Sepsis is a leading cause of death worldwide and is also associated with a high burden of patient mortality. This burden is expected to increase as populations age. Patients with sepsis typically require high-cost interventions in ICUs. Even with urgent treatment, the probability of death still remains high. However, ICUs that have more experience treating such patients may be associated with lower mortality.
A report by Luft et al. (1979) proposed that patients receiving treatment for complex conditions like sepsis have lower mortality when treated in institutions with a high-volume caseload. Such institutions also offer lower costs by economies of scale and more efficient use of staff and resources.
In this study, researchers aimed to assess the association between the volume of patients with sepsis in the ICU and hospital mortality from it. Data from 231 ICUs in the UK were used for the purpose of this analysis. Of these 231 ICUs, 52.8% were non-university hospitals, 16.9% were university-affiliated, and 30.3% were university-based. The primary outcome of the study was death before discharge from an acute care hospital.
A total of 273,001 patients were included in the analysis. Septic shock accounted for 19.3% of patient admissions. 54.3% of patients required mechanical ventilation.

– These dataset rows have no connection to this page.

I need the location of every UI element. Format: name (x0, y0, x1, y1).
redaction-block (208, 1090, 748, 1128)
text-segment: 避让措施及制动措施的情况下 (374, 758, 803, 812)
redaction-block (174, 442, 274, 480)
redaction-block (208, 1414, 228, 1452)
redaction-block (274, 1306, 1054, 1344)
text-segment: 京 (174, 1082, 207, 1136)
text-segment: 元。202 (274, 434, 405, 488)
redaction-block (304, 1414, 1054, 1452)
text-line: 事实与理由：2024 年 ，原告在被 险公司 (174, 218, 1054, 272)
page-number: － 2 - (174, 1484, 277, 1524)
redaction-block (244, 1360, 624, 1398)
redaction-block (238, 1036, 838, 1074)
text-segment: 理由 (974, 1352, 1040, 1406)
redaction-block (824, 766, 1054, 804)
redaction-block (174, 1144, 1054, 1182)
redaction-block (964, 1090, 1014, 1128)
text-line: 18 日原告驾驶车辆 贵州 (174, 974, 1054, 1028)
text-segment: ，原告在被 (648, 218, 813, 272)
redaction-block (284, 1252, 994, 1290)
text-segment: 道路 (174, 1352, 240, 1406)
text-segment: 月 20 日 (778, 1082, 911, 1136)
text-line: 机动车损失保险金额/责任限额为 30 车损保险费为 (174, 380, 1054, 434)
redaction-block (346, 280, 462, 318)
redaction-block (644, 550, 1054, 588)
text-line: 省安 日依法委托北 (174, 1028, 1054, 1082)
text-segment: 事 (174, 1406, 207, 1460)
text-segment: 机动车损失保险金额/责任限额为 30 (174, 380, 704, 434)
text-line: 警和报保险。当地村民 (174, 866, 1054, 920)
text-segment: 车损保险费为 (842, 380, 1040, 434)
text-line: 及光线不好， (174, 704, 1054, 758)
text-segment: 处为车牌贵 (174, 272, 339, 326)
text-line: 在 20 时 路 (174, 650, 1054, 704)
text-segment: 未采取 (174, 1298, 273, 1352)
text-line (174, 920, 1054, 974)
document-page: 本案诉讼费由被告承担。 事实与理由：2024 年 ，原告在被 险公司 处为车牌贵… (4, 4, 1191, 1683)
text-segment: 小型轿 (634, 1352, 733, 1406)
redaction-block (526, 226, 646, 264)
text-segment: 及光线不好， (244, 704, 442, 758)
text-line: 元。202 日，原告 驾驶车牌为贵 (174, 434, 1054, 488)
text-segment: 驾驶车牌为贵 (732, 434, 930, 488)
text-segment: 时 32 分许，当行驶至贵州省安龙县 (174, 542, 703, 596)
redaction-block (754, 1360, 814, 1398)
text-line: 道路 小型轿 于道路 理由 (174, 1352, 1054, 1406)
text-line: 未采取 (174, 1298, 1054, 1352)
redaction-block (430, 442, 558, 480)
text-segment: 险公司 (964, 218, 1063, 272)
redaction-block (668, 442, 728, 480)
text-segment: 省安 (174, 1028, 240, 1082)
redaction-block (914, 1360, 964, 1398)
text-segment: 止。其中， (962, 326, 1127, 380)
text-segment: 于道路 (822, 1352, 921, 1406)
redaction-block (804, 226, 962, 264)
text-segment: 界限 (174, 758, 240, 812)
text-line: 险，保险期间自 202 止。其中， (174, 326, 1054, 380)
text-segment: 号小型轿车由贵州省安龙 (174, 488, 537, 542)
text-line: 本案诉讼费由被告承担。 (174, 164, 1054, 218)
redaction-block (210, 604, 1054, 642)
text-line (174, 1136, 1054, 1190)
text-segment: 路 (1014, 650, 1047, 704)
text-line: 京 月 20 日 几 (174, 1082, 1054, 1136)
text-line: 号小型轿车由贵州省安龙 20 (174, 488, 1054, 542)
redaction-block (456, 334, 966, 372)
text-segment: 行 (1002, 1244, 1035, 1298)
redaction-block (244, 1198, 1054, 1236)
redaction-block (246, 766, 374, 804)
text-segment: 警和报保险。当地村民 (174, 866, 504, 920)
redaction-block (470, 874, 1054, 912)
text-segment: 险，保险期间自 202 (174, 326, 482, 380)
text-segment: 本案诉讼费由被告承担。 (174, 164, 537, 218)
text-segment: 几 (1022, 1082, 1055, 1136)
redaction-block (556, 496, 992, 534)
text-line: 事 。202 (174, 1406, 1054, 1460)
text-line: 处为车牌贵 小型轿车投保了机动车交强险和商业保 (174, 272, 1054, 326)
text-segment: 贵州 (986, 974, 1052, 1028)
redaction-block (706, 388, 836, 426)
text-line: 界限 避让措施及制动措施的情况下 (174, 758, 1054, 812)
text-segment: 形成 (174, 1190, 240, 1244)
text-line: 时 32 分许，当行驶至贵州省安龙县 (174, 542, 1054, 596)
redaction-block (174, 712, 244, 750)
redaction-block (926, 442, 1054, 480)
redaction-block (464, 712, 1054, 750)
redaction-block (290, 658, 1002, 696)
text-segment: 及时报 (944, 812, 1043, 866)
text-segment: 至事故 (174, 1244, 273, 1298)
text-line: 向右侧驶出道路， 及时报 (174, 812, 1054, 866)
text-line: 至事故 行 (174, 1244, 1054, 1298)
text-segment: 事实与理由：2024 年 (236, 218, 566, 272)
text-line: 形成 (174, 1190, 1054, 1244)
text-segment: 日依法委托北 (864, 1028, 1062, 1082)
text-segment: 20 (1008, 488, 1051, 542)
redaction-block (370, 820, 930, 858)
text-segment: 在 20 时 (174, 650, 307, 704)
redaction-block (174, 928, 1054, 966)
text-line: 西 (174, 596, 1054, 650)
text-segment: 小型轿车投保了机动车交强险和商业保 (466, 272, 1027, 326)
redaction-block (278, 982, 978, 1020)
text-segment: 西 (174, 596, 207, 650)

The study reported a significant association between the volume of sepsis cases in the ICU and mortality from sepsis. Hospital mortality was much lower among patients admitted to ICUs in the highest quartile of sepsis volume compared with the lowest quartile. Treatment in a larger ICU was also associated with lower hospital mortality. However, no significant interaction was observed between ICU volume and severity of illness. The study identified a lower volume threshold of 215 patients treated per year above which there was a significant reduction in mortality.
These findings suggest that patients with sepsis have higher odds of survival if they are treated in an ICU with a larger sepsis case volume. However, the benefits of high case volume were not found to be associated with the severity of sepsis.